2. Who have received autologous stem cell transplant (SCT) 60 days before first
infusion of modakafusp alfa or participants who have received allogeneic SCT 6
months before first infusion. Graft-versus-host disease that is active or requires
ongoing systemic immunosuppression.
3. Has not recovered from adverse reactions to prior myeloma treatment or procedures
(chemotherapy, immunotherapy, radiation therapy) to NCI CTCAE less than or equal to
(≤) Grade 1 or baseline, except for sensory or motor neuropathy which should have
recovered to ≤ Grade 2 or baseline.
4. Has clinical signs of central nervous system involvement of MM.
For Part 3:
- Hepatitis B virus (HBV) or hepatitis C virus (HCV) infection.
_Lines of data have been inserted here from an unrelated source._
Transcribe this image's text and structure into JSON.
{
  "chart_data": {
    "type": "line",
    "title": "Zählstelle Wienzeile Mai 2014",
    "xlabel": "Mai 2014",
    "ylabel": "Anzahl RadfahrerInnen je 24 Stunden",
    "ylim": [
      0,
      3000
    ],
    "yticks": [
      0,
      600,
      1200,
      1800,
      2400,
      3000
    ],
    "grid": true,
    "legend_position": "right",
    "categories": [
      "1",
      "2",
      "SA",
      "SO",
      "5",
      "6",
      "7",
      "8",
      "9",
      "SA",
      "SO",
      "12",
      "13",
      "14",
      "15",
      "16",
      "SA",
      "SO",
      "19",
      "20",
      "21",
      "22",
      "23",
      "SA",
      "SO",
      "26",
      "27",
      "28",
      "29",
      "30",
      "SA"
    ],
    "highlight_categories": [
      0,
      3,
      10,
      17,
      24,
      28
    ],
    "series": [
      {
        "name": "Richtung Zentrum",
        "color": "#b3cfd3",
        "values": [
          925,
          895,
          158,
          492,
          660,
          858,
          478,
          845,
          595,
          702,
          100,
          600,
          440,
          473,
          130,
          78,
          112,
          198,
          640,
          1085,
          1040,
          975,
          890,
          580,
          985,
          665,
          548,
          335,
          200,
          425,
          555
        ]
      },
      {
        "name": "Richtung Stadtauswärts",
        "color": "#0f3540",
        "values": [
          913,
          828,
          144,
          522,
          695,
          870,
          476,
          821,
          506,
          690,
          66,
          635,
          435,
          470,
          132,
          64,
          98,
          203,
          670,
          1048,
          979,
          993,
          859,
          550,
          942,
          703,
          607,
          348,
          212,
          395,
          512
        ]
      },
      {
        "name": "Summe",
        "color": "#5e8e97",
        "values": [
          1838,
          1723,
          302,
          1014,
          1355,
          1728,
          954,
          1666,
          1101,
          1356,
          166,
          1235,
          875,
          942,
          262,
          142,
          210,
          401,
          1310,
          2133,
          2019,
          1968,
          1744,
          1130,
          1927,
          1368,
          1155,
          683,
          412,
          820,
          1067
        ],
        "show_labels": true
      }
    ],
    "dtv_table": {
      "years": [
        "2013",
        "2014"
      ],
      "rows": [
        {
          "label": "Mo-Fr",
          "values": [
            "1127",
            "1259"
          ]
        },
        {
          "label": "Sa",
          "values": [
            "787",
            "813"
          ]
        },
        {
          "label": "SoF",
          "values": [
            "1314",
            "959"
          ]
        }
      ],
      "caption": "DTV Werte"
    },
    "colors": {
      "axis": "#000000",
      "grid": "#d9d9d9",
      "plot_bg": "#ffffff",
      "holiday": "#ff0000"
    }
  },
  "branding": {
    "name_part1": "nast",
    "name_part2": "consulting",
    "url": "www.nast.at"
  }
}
Seropositive for
hepatitis B (defined by a positive test for hepatitis B surface antigen [HBsAg].
Participants with resolved infection (that is, participants who are HBsAg negative
but positive for antibodies to hepatitis B core antigen [anti-HBc] and/or antibodies
to hepatitis B surface antigen [anti-HBs]) must be screened using real-time
polymerase chain reaction (PCR) measurement of HBV DNA levels. Those who are PCR
positive will be excluded.
- In addition to the above criteria, participants must not have plasma cell leukemia
or have had primary refractory MM, current central nervous system involvement of MM,
myelodysplastic syndrome, myeloproliferative syndrome, or have had a second
malignancy within the previous 3 years, except treated basal cell or localized
squamous skin carcinomas, localized prostate cancer, cervical carcinoma in situ,
resected colorectal adenomatous polyps, breast cancer in situ, or other malignancy
for which the participant is not on active anticancer therapy.